What makes GBE so unique?

Many science-related summer programs rely on educating students using traditional tools, such as classroom instruction and lab exercises, which involve topics that may be current, but are highly similar to standard science coursework.

What makes GBE unique is that it focuses on teaching students modern molecular techniques in the context of actual scientific research. The instructors choose topics that are both relevant to current science and involve questions with unknown answers. Students then formulate hypotheses and are guided in developing experiments to test their hypotheses.

GBE also incorporates a field component to each course, usually in the form of a day-long field trip to a site where students will collect samples to perform experiments on. This field aspect allows students to see how their research connects to the natural environment around them, and is often rated as the most popular aspect of the course.

General outline of a GBE Course

A typical schedule for a GBE course

• Days 1-3: Introduction to system, background information, developing hypotheses and experiments, using equipment and technique

• Days 3-5: Collect material (field trip), begin experiments

• Days 6-10: Data collection, data analysis, finish experiments, continued background reading

• Days 11-14: Data analysis, presentation preparation, final presentation and evaluation.

PREVIOUS GBE COURSES
2006   2007   2008   2009

2006 – Functions of facultative symbionts of the pea aphid

Aphids can harbor several facultative bacterial symbionts. Students were introduced to the biology of the pea aphid and asked to come up with testable hypothesis as to the function of the symbionts. Some of the hypotheses the students came up with were:

• Do any of the symbionts reduce the effectiveness of aphid parasitoid wasps?

• Do the symbionts protect the aphids from heat stress?

Students were then allowed to design experiments to test their hypotheses. In addition, students learned basic molecular biology techniques, including pipetting skills, how to isolate DNA and perform polymerase chain reactions, running and analyzing gel electrophoresis, and molecular phylogenetics. With these tools, students were able to amplify symbiont genes from the aphids, sequence them at the UA Genetics Core Facility, and analyze their results using NCBI. Students then created phylogenetic trees to better understand how the symbionts were related to other bacteria.

2007 – Microbiota of the European honeybee, Apis mellifera

In 2007, GBE shifted focus to another insect, the honeybee (Apis mellifera). Reports were surfacing that honeybee colonies were dying in record numbers in what became known as Colony Collapse Disorder. The students again applied molecular techniques to look at bacteria associated with the honeybee. Some questions the students examined this year were

• What bacteria are associated with bee products including honey, royal jelly, and bee bread?

•  Do Africanized honeybees differ in their microbiota from European honeybees?

• What parts of the honeybee digestive system harbor bacteria?

Students again utilized molecular techniques, including cloning of bacterial 16S genes, to identify microbes associated with the bees. This year, students were able to submit 16 bacterial DNA sequences to Genbank (accession numbers gi155007950 – 155007935). Using both NCBI and the Ribosomal Database project, students were able to classify their sequences using molecular phylogenetics. This year’s field trip was to the Carl Hayden USDA Bee Research Center in Tucson (right).

2008 – Searching for symbionts in Hymenoptera

Students went to Florida Canyon in the Santa Rita Mountains south of Tucson and collected native Hymenoptera (bees, ants and wasps). Students then identified the insects they collected, and performed DNA extractions. Using PCR and cloning, microbes from the Hymenoptera were identified using molecular phylogenetics. This year the students did a more descriptive project, but focused on the following questions:

• Are there any Bacteria common to all Hymenoptera?

• How do culture dependent and independent methods compare in characterizing Hymenoptera microbiota?

• Do different groups of Hymenoptera vary in their microbiota?

2009 – Antibiotic resistance in various aquatic habitats and in aquatic insects

This year we focused on cultivatable microbes from several environments.

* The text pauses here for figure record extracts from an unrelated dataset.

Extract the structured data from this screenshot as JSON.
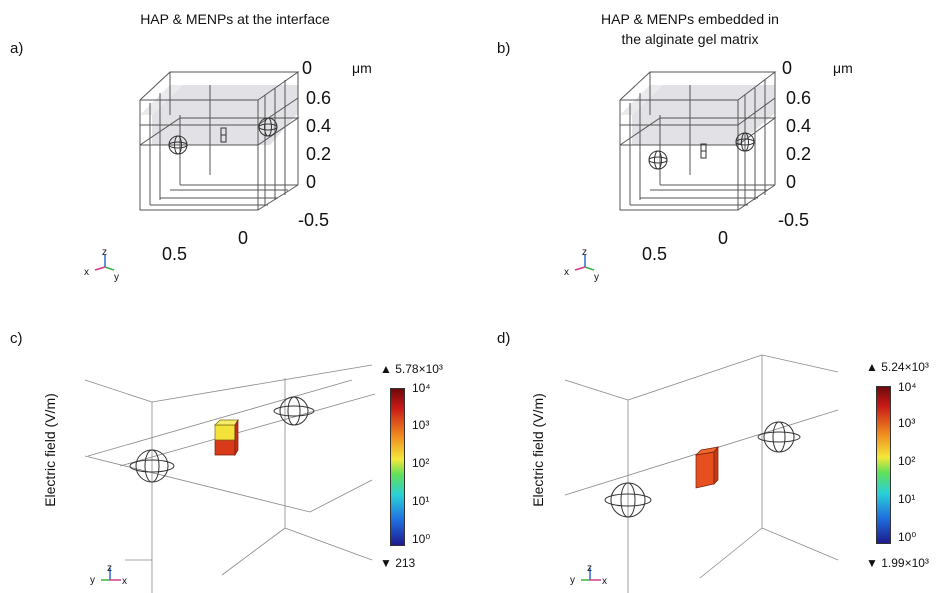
{
  "panels": {
    "a": {
      "letter": "a)",
      "title": "HAP & MENPs at the interface",
      "ticks": {
        "z0": "0",
        "z06": "0.6",
        "z04": "0.4",
        "z02": "0.2",
        "zz0": "0",
        "y_neg05": "-0.5",
        "x05": "0.5",
        "x0": "0"
      },
      "unit": "μm",
      "triad": {
        "z": "z",
        "x": "x",
        "y": "y"
      }
    },
    "b": {
      "letter": "b)",
      "title_line1": "HAP & MENPs embedded in",
      "title_line2": "the alginate gel matrix",
      "ticks": {
        "z0": "0",
        "z06": "0.6",
        "z04": "0.4",
        "z02": "0.2",
        "zz0": "0",
        "y_neg05": "-0.5",
        "x05": "0.5",
        "x0": "0"
      },
      "unit": "μm",
      "triad": {
        "z": "z",
        "x": "x",
        "y": "y"
      }
    },
    "c": {
      "letter": "c)",
      "ylabel": "Electric field (V/m)",
      "colorbar": {
        "max_label": "▲ 5.78×10³",
        "min_label": "▼ 213",
        "ticks": [
          "10⁴",
          "10³",
          "10²",
          "10¹",
          "10⁰"
        ]
      },
      "triad": {
        "z": "z",
        "x": "x",
        "y": "y"
      }
    },
    "d": {
      "letter": "d)",
      "ylabel": "Electric field (V/m)",
      "colorbar": {
        "max_label": "▲ 5.24×10³",
        "min_label": "▼ 1.99×10³",
        "ticks": [
          "10⁴",
          "10³",
          "10²",
          "10¹",
          "10⁰"
        ]
      },
      "triad": {
        "z": "z",
        "x": "x",
        "y": "y"
      }
    }
  },
  "colors": {
    "accent_red": "#d83a1a",
    "accent_yellow": "#f2e23a",
    "colormap": [
      "#1e1b8e",
      "#1f6fe0",
      "#2ad1d7",
      "#5fe05a",
      "#f4e83a",
      "#f08a1f",
      "#c81818",
      "#6e0a0a"
    ]
  }
}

The students collected water from two field sites: Madera Canyon Creek in the Santa Rita Mountains and the Santa Cruz River at Tubac, Arizona. The Madera Canyon site was a relatively undisturbed environment, while the Santa Cruz River is downstream of a wastewater treatment facility. At both sites, aquatic insects were collected and microbes were cultured on various antibiotic media. Some of the questions students examined were:

• How does human impact on water influence the antibiotic resistance of environmental bacteria?

• Do insects have higher or lower abundances of antibiotic resistant bacteria in their gut than the surrounding environment?

• What environmental microbes are often antibiotic resistant?

This year we also visited the Roger Road Waste Water Treatment Facility in Tucson (right). Here, students learned about how wastewater is treated, and the facility provided us with samples that the students examined for antibiotic resistant bacteria. In addition to questions related to disturbed and undisturbed environments, students examined the following question:

• Does the proportion of antibiotic bacteria change during wastewater purification?